Mr Liu warned, however, that just because online platforms had such a huge viewership, one could not just abandon traditional media as there were millions still using that as their primary source of information and entertainment.

“There are a lot of channels created on line, but not many with great content,” he said. “We need to create our own battleground by creating better content. The most important challenge is how to transform traditional media to omni-media. That is, blur the distinction between platforms and make good content available to everyone, everywhere.” 

Mr Jun Ogawa, Director for International Affairs at TBS Holdings, Japan said that the predictions of TV days being over were far from reality and that compelling stories still brought in mass audiences. He gave as an example TBS’s latest hit drama Hanzawa Naoki. 

“Japan, which is saturated by media on every platform, the ratings benchmark for success is 15%. The first episode of the drama rated at 20% then increased with each episode with the final average at 42.2%. It became the highest rated program in the past 30years,” Mr Ogawa said.

“In Osaka area, the peak hit 50.2. Half of the household watched the drama on television, in real time,” he added. 

Ms Judy Tam, Executive Vice President, Chief Financial and Operations Officer for Independent Television Service in the USA, said that the digital footprint extended the life of a program well beyond its TV date. 

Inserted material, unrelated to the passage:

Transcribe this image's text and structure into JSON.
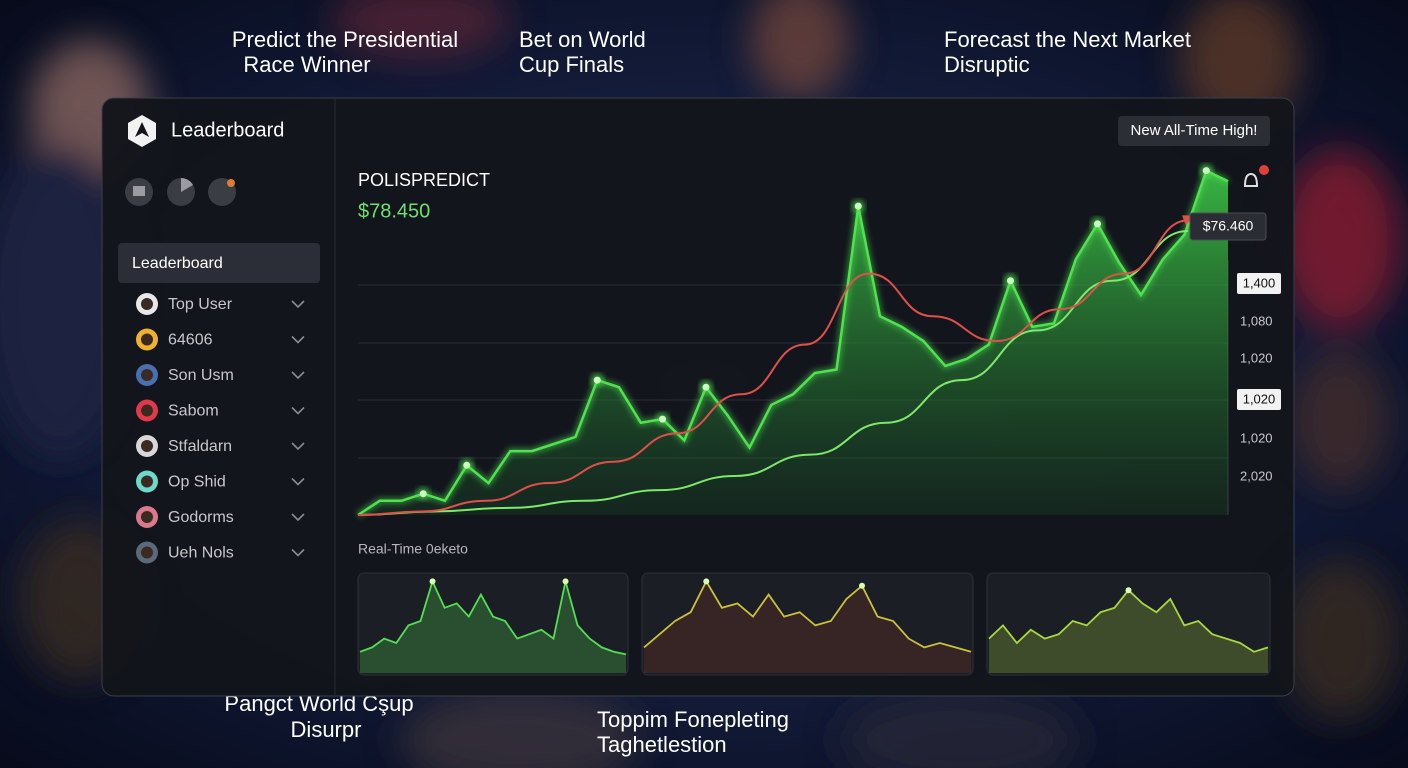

“Online, social media and second screen elements support the broadcast, not take away from it,” she said. “If people care about the content, they will return and if they are given the opportunity to engage via other platforms, they will continue to come back.”

When asked by panel moderator Mr Shaun Seow, CEO of MediaCorp, Singapore, what was the one crucial, cutting-edge format or content that they would keep to in the future to conquer competition, Ms Tam chose documentary programming for Television and short form programming on-line.

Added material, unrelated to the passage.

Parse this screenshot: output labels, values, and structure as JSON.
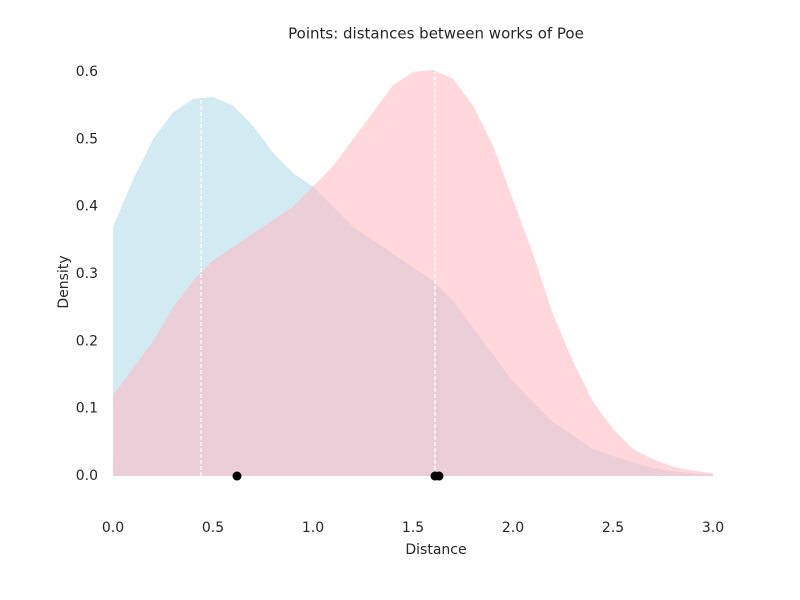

Responding to the same question, Mr Tevita Gonelevu, Chief Executive Officer for Fiji Television Limited nominated educational programming. And he said the focus for broadcasters should be about ensuring quality and viewer interaction.

“It is not just about delivering hours of a particular genre, or securing provision of specific kinds of content or using particular platforms to deliver certain services,” he said.

Mr Seow had earlier described how content providers were increasingly using digital platforms to make their programs more interesting and engaging. He gave as an example a MediaCorp TV program that showcased a singing competition being accompanied by apps and activities, such as karaoke that submitted audiences’ songs as entries, participants profiles and details about the songs they sang, catch-up TV, behind the scenes segments, the ability to text their favourite singers and to register for the competition through the app.